- Born: 1976 (age 49–50) Chihuahua, Mexico
- Other name: "The Godmother"
- Conviction: Murder x2
- Criminal penalty: 44 years imprisonment

Details
- Victims: 2–25
- Span of crimes: 2016–2018
- Country: Mexico
- State: Chihuahua
- Date apprehended: June 27, 2018

= Flor Cazarín González =

Mexican suspected serial killer

Flor Cazarín González (born 1976), known as The Godmother (Spanish: La Madrina), is a Mexican suspected serial killer who, together with her son Roberto and other men, murdered and robbed adults and elderly people in Chihuahua City between 2016 and 2018. In February 2020, she was convicted of killing two women, but her total victim count is estimated to be between 20 and 25.

== Crimes ==

=== Modus operandi ===
Using various pseudonyms, Flor would approach the victims and earn their trust. Sometimes, she would enter a relationship with them for the purpose of fraud, for example, buying various goods on credit. When she decided she no longer needed the victims, Cazarín would drug them with clonazepam and ransack their homes, before either stabbing or strangling them to death.

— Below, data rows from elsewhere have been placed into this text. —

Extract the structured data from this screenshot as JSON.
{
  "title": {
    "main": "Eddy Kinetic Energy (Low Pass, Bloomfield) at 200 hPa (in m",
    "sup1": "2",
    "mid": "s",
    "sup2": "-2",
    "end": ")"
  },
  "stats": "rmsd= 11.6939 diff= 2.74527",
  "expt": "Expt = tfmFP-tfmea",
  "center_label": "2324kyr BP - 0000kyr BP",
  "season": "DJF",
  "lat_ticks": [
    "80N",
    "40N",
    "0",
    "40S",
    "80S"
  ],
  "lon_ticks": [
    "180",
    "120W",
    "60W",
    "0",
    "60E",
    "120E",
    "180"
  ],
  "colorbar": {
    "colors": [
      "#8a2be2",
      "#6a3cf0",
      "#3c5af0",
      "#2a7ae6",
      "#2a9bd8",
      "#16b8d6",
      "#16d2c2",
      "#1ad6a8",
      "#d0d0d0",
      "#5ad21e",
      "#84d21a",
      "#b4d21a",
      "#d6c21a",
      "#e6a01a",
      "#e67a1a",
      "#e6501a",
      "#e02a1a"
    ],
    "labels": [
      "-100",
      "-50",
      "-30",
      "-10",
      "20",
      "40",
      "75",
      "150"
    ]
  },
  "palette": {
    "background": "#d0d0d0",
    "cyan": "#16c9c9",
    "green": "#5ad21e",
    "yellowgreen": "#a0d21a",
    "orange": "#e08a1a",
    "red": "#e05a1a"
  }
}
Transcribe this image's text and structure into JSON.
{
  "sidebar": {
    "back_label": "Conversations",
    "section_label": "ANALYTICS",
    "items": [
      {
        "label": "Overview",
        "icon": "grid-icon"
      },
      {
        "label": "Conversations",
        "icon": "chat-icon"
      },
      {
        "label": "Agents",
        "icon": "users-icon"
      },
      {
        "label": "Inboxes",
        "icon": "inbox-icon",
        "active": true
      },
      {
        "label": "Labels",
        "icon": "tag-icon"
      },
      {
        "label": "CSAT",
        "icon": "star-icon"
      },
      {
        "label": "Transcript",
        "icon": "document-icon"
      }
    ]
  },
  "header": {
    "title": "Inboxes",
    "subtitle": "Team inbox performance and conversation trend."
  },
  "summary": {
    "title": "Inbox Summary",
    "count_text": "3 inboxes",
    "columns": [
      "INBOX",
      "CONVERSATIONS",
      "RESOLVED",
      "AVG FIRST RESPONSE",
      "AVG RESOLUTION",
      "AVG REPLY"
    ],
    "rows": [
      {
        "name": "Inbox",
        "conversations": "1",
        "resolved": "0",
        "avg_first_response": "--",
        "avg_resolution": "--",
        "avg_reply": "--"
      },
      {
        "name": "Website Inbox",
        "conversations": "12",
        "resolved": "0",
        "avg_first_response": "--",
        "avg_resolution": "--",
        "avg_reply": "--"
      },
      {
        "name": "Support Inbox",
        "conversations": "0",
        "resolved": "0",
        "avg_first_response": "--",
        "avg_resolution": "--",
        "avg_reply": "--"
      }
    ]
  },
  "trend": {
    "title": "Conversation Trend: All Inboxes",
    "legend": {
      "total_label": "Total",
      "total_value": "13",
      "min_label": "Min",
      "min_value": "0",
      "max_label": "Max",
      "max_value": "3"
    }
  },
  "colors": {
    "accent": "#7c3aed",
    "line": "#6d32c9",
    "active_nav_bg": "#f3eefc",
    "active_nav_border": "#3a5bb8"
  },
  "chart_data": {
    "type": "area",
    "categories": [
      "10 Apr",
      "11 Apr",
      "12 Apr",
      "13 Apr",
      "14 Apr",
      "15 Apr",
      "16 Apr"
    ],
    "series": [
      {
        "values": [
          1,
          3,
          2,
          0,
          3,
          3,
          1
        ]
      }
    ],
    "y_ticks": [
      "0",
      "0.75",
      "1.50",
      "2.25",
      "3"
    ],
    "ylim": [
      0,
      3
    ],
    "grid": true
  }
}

=== Murder of Carlota Múñoz Durán ===
On July 11, 2016, Cazarín, Roberto and another man murdered a 49-year-old woman, Carlota Múñoz Durán. According to investigators, Carlota Múñoz died in her own house from hypovolemic shock, caused by 91 stab wounds to the torso. She was unconscious as a result of drugging, and her killers had stolen her car and various appliances. Carlota's body was found three days after the crime occurred.

=== Murder of Griselda Mojarro Delgado ===
In November 2016, the gang drugged and kidnapped Griselda Mojarro, driving her in her own car to an isolated area. There, she was hit on the head with a hammer and stabbed 18 times in the torso and neck. Like the previous victim, the cause of death was ruled to be from hypovolemic shock.